For more sophisticated deals, some random thoughts (from a lawyer who has
represented many hackers, not a hacker as such):

1\. Avoid earn-outs if at all possible - if you go with an earn-out, plan as
if all you will see will be what you get at the initial closing.

2\. No-shop clauses are fine but keep them short and make sure they can only
be extended by mutual consent.

3\. Talk with your law firm/CPA firm about tax and structural issues up front,
_before_ you do a term sheet. If you have a C-Corp with low-basis assets, an
asset sale will leave you with a potential double tax hit. A stock sale or
tax-free merger (A, B, or C type) is preferable in such situations but each
has limits and restrictions on it - understand the structural points up front,
it will help considerably in how you negotiate the deal.

Term sheets may be legally non-binding but, you can bet, they will shape your
deal all the way through to closing. Structure it right in the term sheet,
then, and you will not be haunted by inadvertent blunders up-front that
prejudice your deal throughout.

4\. Watch out for duplicity. Use NDAs and limit due diligence to protect
against a buyer's gaining a lot of info about your company and then using it
competitively against you after dropping the acquisition.

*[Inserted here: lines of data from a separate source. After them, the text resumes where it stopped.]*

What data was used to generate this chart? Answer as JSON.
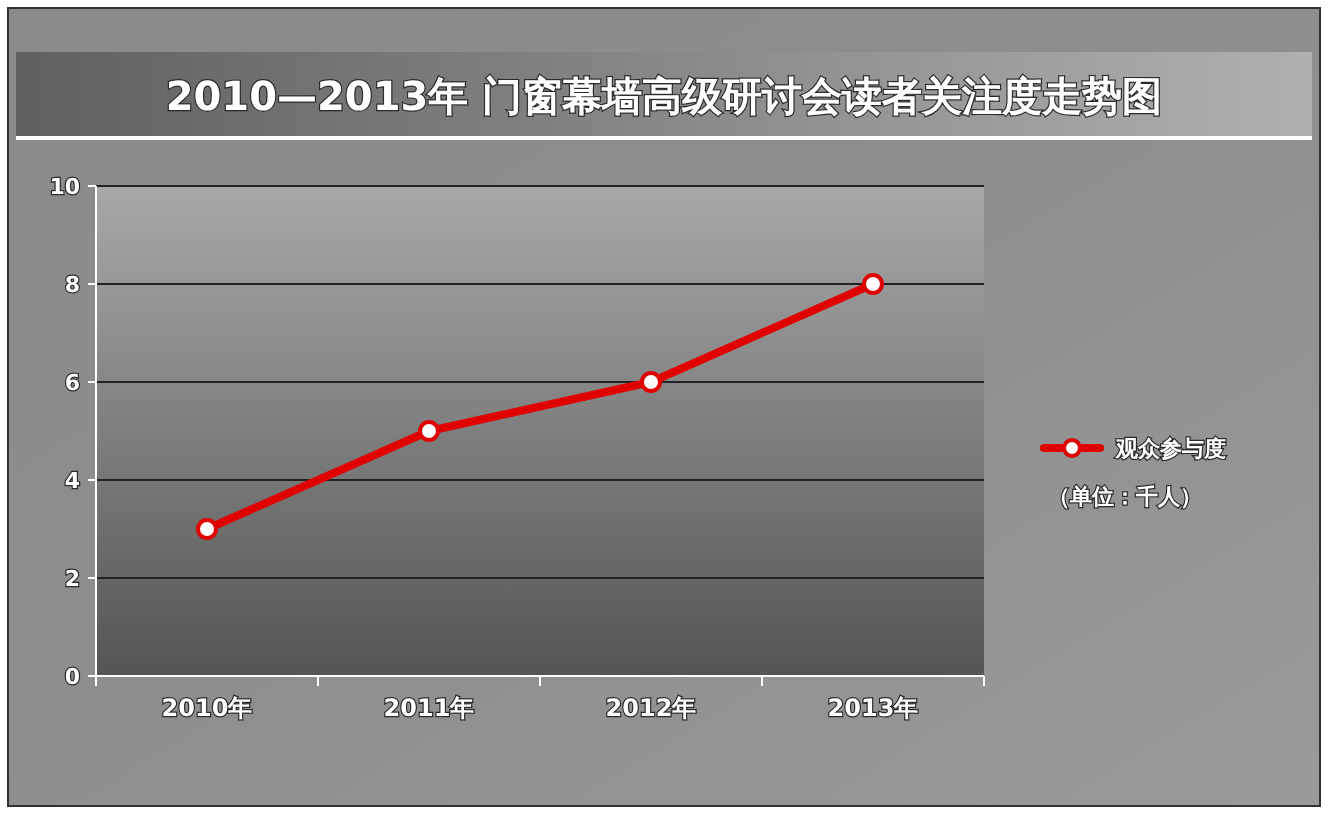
{
  "chart_data": {
    "type": "line",
    "title": "2010—2013年 门窗幕墙高级研讨会读者关注度走势图",
    "categories": [
      "2010年",
      "2011年",
      "2012年",
      "2013年"
    ],
    "series": [
      {
        "name": "观众参与度",
        "color": "#e00000",
        "values": [
          3,
          5,
          6,
          8
        ]
      }
    ],
    "ylim": [
      0,
      10
    ],
    "yticks": [
      0,
      2,
      4,
      6,
      8,
      10
    ],
    "grid": "y",
    "legend": "right",
    "marker": "circle",
    "line_style": "solid",
    "annotations": [
      "（单位：千人）"
    ]
  }
}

5\. In dealing with acquisition teams, make sure to do the primary negotiating
with the key decision-makers so as to avoid getting the "two step" shuffle.

6\. Try to limit trailing liabilities on the deal. Limit the size of hold-
backs. Keep the reps and warranties as narrow as you or your lawyers can
negotiate. Make sure they have a short-term expiration date (e.g., 1 year from
the date of closing).

I am sure others will have more significant practical points to make. Many
other items might be added to this list.